I reach down to my luggage to pull a pair of jeans and a t-shirt when I suddenly spot a red bag at the bottom of Brian's luggage. I know that bag, it's his emergency drag kit, in case he needs to suddenly whip out a new part of his costume or just a different one altogether. I decide, against my better judgement, to open the bag. Inside I see stockings, his black and white romper, black heels, a wig, make up, and all the other necessities. I immediately wonder what this means. Brian has come to every show we hosted since joining us, and he seemed to enjoy every minute, but does that mean he's considering going back to doing drag? Admittedly, it had been a month since he came back from rehab and he took his break from the business even much before that, but I worry about the fact he hasn't told me he's been feeling this way.

I think doing drag again might be wonderful for him. Despite the fact being in the spotlight brought a lot of unfamiliar stress into his life, it had also been a great artistic release and fulfillment for him. Apart from that, I think it would be incredible for him to see again just how many people love him and look up to him, especially after being so bravely open about his personal struggles.

I close the bag just before he exists the shower and when he comes out, with a towel wrapped around his waist, I know I have to bring this up. "Baby?" I say softly.

"Yes dear?" He asks with his Barbara voice, going over to his luggage to get dressed. I'm nearly too distracted by the sight of his now bare ass as he bends down to pick clothes, but this is more important... For now.

"I noticed that you brought your drag kit with you." I start, and his back tenses as he pulls on his underwear and pants. "Are you considering going back to doing drag?"

He turns around slowly at my question and I can see the cogs turning in his mind. "Do you think it's a terrible idea?" He asks me, and I can tell he's anxious to hear what I have to say. I get up so I could wrap my hands around him and sooth him by stroking his back.

"I think it's a great idea if you're ready for it.

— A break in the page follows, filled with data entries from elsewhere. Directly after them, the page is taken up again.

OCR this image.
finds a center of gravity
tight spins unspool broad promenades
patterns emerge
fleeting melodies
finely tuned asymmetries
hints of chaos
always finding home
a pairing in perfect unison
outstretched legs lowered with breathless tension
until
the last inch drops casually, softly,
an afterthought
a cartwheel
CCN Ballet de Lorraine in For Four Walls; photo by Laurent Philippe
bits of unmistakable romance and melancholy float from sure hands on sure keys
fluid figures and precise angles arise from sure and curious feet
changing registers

It's our art form, and going a long time without making art is not good for the soul. Were you scared I would think it's a bad idea?"

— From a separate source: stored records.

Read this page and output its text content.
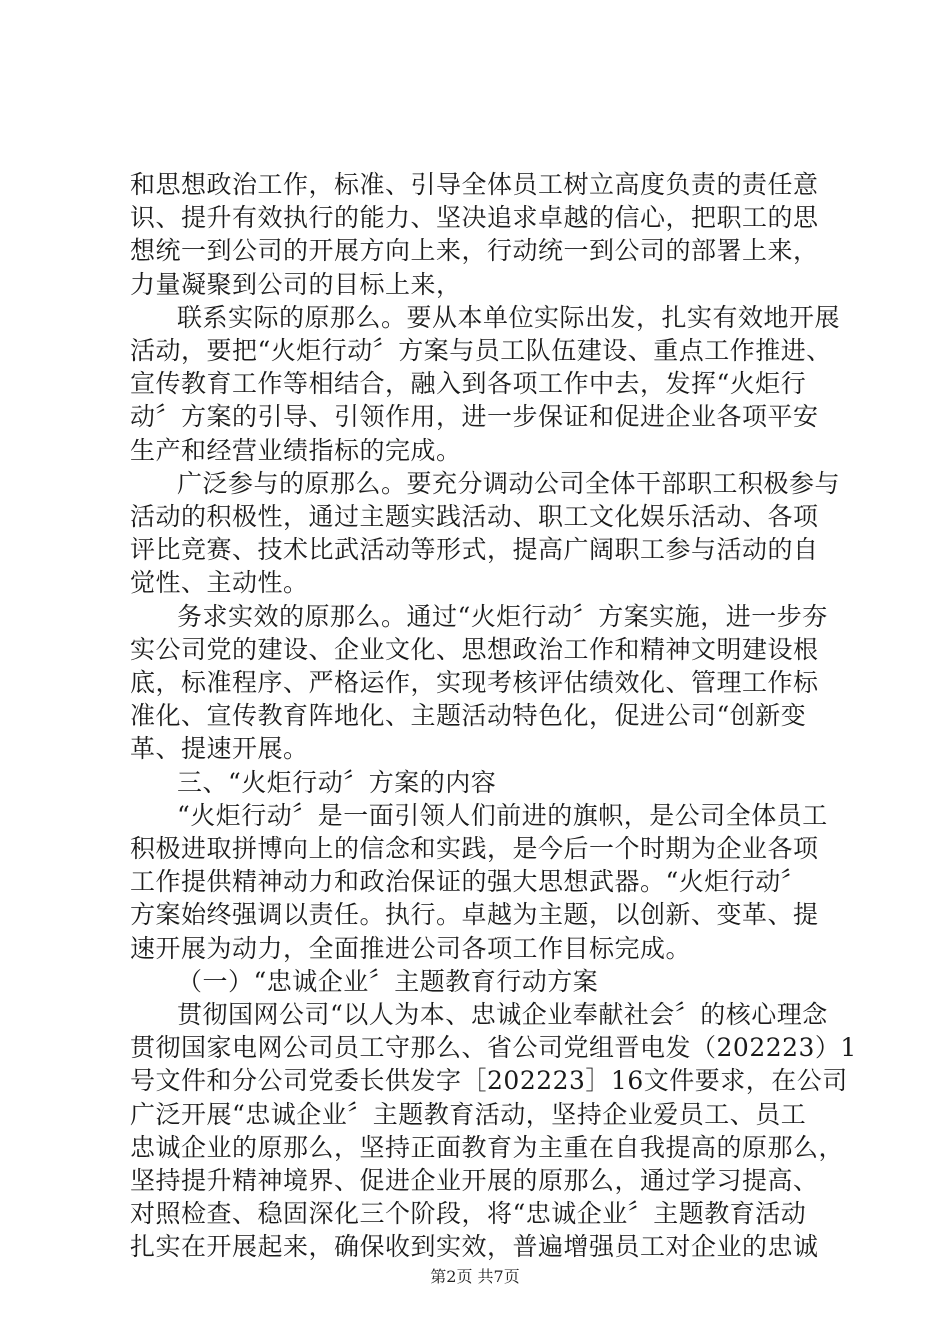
和思想政治工作，标准、引导全体员工树立高度负责的责任意
识、提升有效执行的能力、坚决追求卓越的信心，把职工的思
想统一到公司的开展方向上来，行动统一到公司的部署上来，
力量凝聚到公司的目标上来，
联系实际的原那么。要从本单位实际出发，扎实有效地开展
活动，要把“火炬行动〞方案与员工队伍建设、重点工作推进、
宣传教育工作等相结合，融入到各项工作中去，发挥“火炬行
动〞方案的引导、引领作用，进一步保证和促进企业各项平安
生产和经营业绩指标的完成。
广泛参与的原那么。要充分调动公司全体干部职工积极参与
活动的积极性，通过主题实践活动、职工文化娱乐活动、各项
评比竞赛、技术比武活动等形式，提高广阔职工参与活动的自
觉性、主动性。
务求实效的原那么。通过“火炬行动〞方案实施，进一步夯
实公司党的建设、企业文化、思想政治工作和精神文明建设根
底，标准程序、严格运作，实现考核评估绩效化、管理工作标
准化、宣传教育阵地化、主题活动特色化，促进公司“创新变
革、提速开展。
三、“火炬行动〞方案的内容
“火炬行动〞是一面引领人们前进的旗帜，是公司全体员工
积极进取拼博向上的信念和实践，是今后一个时期为企业各项
工作提供精神动力和政治保证的强大思想武器。“火炬行动〞
方案始终强调以责任。执行。卓越为主题，以创新、变革、提
速开展为动力，全面推进公司各项工作目标完成。
（一）“忠诚企业〞主题教育行动方案
贯彻国网公司“以人为本、忠诚企业奉献社会〞的核心理念
贯彻国家电网公司员工守那么、省公司党组晋电发（202223）1
号文件和分公司党委长供发字［202223］16文件要求，在公司
广泛开展“忠诚企业〞主题教育活动，坚持企业爱员工、员工
忠诚企业的原那么，坚持正面教育为主重在自我提高的原那么，
坚持提升精神境界、促进企业开展的原那么，通过学习提高、
对照检查、稳固深化三个阶段，将“忠诚企业〞主题教育活动
扎实在开展起来，确保收到实效，普遍增强员工对企业的忠诚
第2页 共7页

He sighs with what seems like relief and wraps his arms around my neck, kissing my lips tenderly. "I was scared it was a bad idea period. And I wanted to consult with you but I couldn't bring myself to do it, because I want you to know that I really am so so so happy now. I was scared to ask you because I didn't want to find out that you think I'm not doing well, or that I'm not back to normal yet."

"Baby you're not normal." I say with a smile, and I can tell it came out wrong because Brian seems a bit hurt. I hurry to elaborate. "Brian, you've never been normal. Neither have I. We're workaholic cross-dressers, there's nothing mundane about it. But I think you're doing so amazing and it fills my heart to see you smiling and laughing and cartwheeling around. And seeing you do that on stage dressed as a prostitute would only make it all the more beautiful."